Making the step up academically to college can be a difficult and overwhelming prospect for many students. It’s a lot to take in: The expectations become dramatically higher for the amount of work you are expected to be able to handle, and the volume and complexity of the information you are responsible for thoroughly understanding increases significantly. And for many students, this all happens as you discover how to balance your newfound freedoms and responsibilities as a young adult living all on your own.
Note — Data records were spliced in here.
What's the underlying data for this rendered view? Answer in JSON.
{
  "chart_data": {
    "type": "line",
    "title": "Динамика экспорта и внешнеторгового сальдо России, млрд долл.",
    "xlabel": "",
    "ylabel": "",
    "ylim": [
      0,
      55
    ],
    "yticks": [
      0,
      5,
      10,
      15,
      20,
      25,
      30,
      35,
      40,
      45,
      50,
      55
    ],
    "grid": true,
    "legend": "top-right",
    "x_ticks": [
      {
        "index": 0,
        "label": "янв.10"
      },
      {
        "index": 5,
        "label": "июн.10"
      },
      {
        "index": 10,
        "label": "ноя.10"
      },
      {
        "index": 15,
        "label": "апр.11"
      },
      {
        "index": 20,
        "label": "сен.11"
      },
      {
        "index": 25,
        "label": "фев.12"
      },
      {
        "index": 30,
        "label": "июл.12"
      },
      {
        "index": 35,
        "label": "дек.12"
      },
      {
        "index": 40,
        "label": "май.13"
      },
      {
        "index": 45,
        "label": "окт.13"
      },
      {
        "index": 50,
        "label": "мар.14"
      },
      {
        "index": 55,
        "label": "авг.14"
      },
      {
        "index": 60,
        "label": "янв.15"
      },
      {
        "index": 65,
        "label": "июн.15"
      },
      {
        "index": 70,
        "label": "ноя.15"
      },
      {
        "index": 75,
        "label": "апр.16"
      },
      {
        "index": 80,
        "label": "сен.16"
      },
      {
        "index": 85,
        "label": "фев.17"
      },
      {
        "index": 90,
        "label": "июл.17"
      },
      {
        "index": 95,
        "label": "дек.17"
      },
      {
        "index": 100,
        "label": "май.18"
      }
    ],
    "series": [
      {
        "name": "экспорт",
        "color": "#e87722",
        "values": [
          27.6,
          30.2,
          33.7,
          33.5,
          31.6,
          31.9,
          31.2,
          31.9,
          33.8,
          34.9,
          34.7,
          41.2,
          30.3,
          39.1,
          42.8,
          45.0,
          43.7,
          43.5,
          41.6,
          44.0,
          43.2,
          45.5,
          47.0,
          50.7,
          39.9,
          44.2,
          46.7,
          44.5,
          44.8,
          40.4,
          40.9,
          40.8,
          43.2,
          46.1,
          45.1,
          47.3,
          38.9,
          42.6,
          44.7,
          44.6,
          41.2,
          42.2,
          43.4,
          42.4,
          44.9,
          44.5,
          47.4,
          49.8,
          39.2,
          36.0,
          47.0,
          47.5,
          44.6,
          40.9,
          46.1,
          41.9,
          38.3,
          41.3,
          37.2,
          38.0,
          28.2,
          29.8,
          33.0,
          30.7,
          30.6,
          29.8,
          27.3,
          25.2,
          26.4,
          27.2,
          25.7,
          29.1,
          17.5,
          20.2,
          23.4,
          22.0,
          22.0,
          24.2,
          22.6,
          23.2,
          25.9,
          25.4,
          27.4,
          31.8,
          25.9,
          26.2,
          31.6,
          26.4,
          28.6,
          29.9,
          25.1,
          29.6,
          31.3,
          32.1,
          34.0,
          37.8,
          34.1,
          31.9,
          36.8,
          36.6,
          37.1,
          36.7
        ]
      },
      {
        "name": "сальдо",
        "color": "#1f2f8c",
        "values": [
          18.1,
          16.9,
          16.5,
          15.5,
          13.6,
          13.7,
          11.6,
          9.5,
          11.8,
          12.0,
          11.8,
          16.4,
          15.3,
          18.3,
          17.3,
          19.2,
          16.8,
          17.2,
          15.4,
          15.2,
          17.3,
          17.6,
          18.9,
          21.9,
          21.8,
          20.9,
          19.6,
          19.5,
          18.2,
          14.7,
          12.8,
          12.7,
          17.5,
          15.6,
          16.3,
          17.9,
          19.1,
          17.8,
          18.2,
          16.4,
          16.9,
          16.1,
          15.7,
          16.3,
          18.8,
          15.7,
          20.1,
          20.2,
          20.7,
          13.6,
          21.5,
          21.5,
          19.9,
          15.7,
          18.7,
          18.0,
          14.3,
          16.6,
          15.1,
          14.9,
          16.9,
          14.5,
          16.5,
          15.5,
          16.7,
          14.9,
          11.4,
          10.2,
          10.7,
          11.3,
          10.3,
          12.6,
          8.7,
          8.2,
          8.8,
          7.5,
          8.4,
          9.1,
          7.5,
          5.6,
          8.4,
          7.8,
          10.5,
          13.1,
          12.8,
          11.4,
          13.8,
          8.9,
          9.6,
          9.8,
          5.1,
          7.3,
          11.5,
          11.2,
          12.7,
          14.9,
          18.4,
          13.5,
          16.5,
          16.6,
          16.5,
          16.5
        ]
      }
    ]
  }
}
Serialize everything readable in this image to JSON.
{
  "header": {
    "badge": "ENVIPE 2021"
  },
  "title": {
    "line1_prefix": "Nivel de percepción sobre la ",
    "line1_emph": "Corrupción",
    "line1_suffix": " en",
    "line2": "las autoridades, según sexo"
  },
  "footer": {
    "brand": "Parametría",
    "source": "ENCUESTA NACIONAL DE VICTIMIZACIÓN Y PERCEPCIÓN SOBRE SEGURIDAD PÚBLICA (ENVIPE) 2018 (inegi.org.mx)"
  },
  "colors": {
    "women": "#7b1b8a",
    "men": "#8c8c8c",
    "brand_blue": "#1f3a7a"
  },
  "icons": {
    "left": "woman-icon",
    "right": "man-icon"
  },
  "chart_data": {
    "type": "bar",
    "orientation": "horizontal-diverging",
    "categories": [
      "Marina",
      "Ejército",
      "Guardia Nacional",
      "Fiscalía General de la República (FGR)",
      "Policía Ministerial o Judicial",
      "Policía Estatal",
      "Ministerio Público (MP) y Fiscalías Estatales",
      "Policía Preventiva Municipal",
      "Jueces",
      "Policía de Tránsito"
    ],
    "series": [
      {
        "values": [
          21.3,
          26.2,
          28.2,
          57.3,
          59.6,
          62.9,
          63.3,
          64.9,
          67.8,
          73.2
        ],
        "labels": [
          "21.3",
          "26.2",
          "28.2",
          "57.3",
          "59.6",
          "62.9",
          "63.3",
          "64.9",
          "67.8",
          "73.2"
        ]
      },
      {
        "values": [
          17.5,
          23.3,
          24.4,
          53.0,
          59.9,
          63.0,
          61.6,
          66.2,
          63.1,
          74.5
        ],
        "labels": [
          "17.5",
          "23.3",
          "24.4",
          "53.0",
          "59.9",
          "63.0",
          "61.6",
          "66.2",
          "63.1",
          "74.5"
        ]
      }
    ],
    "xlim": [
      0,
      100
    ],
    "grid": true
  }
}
The good news is, you do not have to fight this battle blind! There are all kinds of tips and tricks out there from extremely successful students that can go a very long way in helping improve your study skills. Below are four proven tips that can remarkably improve your performance.
Live a healthy lifestyle
Not to sound like your mom or an uptight square, but the impact of living a healthy lifestyle on a person’s ability to perform in any arena, academic or otherwise, is severely understated. It is considerably easier to organize yourself and have the level of energy and motivation necessary to get things done. Plus, just flat-out think (a pretty important component of academic work) what happens when your brain and your body are in good shape. Eating a healthy diet, sticking to a good sleep schedule that gets a minimum of 7–8 hours every night, regularly exercising, and maintaining your emotional and mental health are all fundamental pieces of bringing your A-game. You don’t put unleaded fuel in a Ferrari, right?
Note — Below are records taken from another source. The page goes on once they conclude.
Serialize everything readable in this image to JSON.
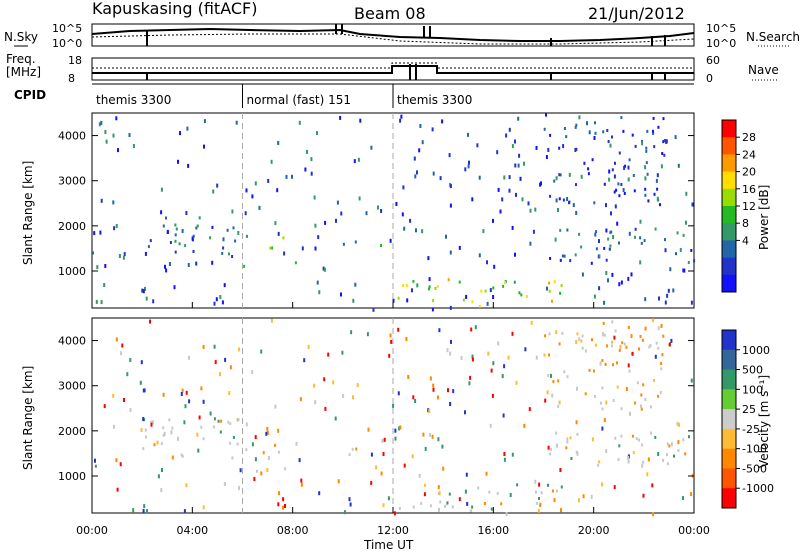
{
  "header": {
    "station": "Kapuskasing (fitACF)",
    "beam": "Beam 08",
    "date": "21/Jun/2012"
  },
  "noise_panel": {
    "left_label": "N.Sky",
    "right_label": "N.Search",
    "left_ticks": [
      "10^5",
      "10^0"
    ],
    "right_ticks": [
      "10^5",
      "10^0"
    ]
  },
  "freq_panel": {
    "left_label_line1": "Freq.",
    "left_label_line2": "[MHz]",
    "right_label": "Nave",
    "left_ticks": [
      "18",
      "8"
    ],
    "right_ticks": [
      "60",
      "0"
    ]
  },
  "cpid": {
    "label": "CPID",
    "segments": [
      {
        "text": "themis 3300",
        "start_hour": 0
      },
      {
        "text": "normal (fast) 151",
        "start_hour": 6
      },
      {
        "text": "themis 3300",
        "start_hour": 12
      }
    ]
  },
  "colorbars": {
    "power": {
      "title": "Power [dB]",
      "labels": [
        "28",
        "24",
        "20",
        "16",
        "12",
        "8",
        "4"
      ],
      "colors": [
        "#ff0000",
        "#ff5500",
        "#ff9900",
        "#ffdd00",
        "#99dd00",
        "#22bb22",
        "#339966",
        "#2266aa",
        "#2233cc",
        "#1111ff"
      ]
    },
    "velocity": {
      "title": "Velocity [m s⁻¹]",
      "labels": [
        "1000",
        "500",
        "100",
        "25",
        "-25",
        "-100",
        "-500",
        "-1000"
      ],
      "colors": [
        "#2233cc",
        "#336699",
        "#339966",
        "#66cc33",
        "#cccccc",
        "#ffbb33",
        "#ff8800",
        "#ff5500",
        "#ff0000"
      ]
    }
  },
  "chart_data": [
    {
      "type": "heatmap",
      "name": "power",
      "ylabel": "Slant Range [km]",
      "xlabel": "Time UT",
      "xlim": [
        0,
        24
      ],
      "ylim": [
        180,
        4500
      ],
      "yticks": [
        1000,
        2000,
        3000,
        4000
      ],
      "xticks": [
        "00:00",
        "04:00",
        "08:00",
        "12:00",
        "16:00",
        "20:00",
        "00:00"
      ],
      "regions": [
        {
          "t": [
            0,
            0.5
          ],
          "r": [
            1250,
            1450
          ],
          "level": 8
        },
        {
          "t": [
            2.0,
            5.9
          ],
          "r": [
            1300,
            2300
          ],
          "level": 6
        },
        {
          "t": [
            6.0,
            7.8
          ],
          "r": [
            1500,
            1800
          ],
          "level": 12
        },
        {
          "t": [
            6.0,
            8.3
          ],
          "r": [
            1100,
            1250
          ],
          "level": 16
        },
        {
          "t": [
            10.0,
            12.0
          ],
          "r": [
            1500,
            1700
          ],
          "level": 10
        },
        {
          "t": [
            12.0,
            19.0
          ],
          "r": [
            250,
            850
          ],
          "level": 16
        },
        {
          "t": [
            18.0,
            24.0
          ],
          "r": [
            1200,
            2000
          ],
          "level": 6
        },
        {
          "t": [
            18.0,
            23.0
          ],
          "r": [
            2500,
            4500
          ],
          "level": 4
        }
      ]
    },
    {
      "type": "heatmap",
      "name": "velocity",
      "ylabel": "Slant Range [km]",
      "xlabel": "Time UT",
      "xlim": [
        0,
        24
      ],
      "ylim": [
        180,
        4500
      ],
      "yticks": [
        1000,
        2000,
        3000,
        4000
      ],
      "xticks": [
        "00:00",
        "04:00",
        "08:00",
        "12:00",
        "16:00",
        "20:00",
        "00:00"
      ],
      "regions": [
        {
          "t": [
            0,
            0.5
          ],
          "r": [
            1250,
            1450
          ],
          "vel": 0
        },
        {
          "t": [
            2.0,
            5.9
          ],
          "r": [
            1300,
            2300
          ],
          "vel": 0
        },
        {
          "t": [
            6.0,
            7.8
          ],
          "r": [
            1500,
            1800
          ],
          "vel": 0
        },
        {
          "t": [
            6.0,
            8.3
          ],
          "r": [
            1100,
            1250
          ],
          "vel": 0
        },
        {
          "t": [
            10.0,
            12.0
          ],
          "r": [
            1500,
            1700
          ],
          "vel": 0
        },
        {
          "t": [
            12.0,
            19.0
          ],
          "r": [
            250,
            850
          ],
          "vel": 0
        },
        {
          "t": [
            18.0,
            24.0
          ],
          "r": [
            1200,
            2000
          ],
          "vel": 0
        },
        {
          "t": [
            18.0,
            23.0
          ],
          "r": [
            2500,
            4500
          ],
          "vel": -100
        }
      ]
    }
  ]
}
Do the work in segments over time
Another more direct way to address working in segments is to stop procrastinating. If tasked with reading a book that’s 200 pages in two weeks, it’s a lot easier to read (and understand) 20 pages a night for 10 nights than it is to try to do all 200 in one night. The same logic is true when trying to comprehend or accomplish any large, complex subject or project. Breaking it up into smaller, more digestible pieces and making use of the time you’re afforded is essential.
Stick to a routine
Speaking of making the best use of your time, one consistent staple in the habit of successful students is adhering to a routine. Structuring your life in an organized fashion and conditioning yourself to repeat certain positive behaviors makes it much easier to be efficient and productive with your time. Setting aside two hours every afternoon Monday through Friday to study, for example, will ensure that you never get too far behind or stretched too thin. Even if you don’t have homework.
Always attend class
Again, this seems like kind of a no-brainer, but you would be surprised (or maybe not) at how many people find themselves struggling to understand the material or effectively study because they didn’t make attending class a priority. Even if you’re a little sleepy or not totally engaged for whatever reason, making yourself attend class forces you to stay on top of everything being discussed and all of the work required.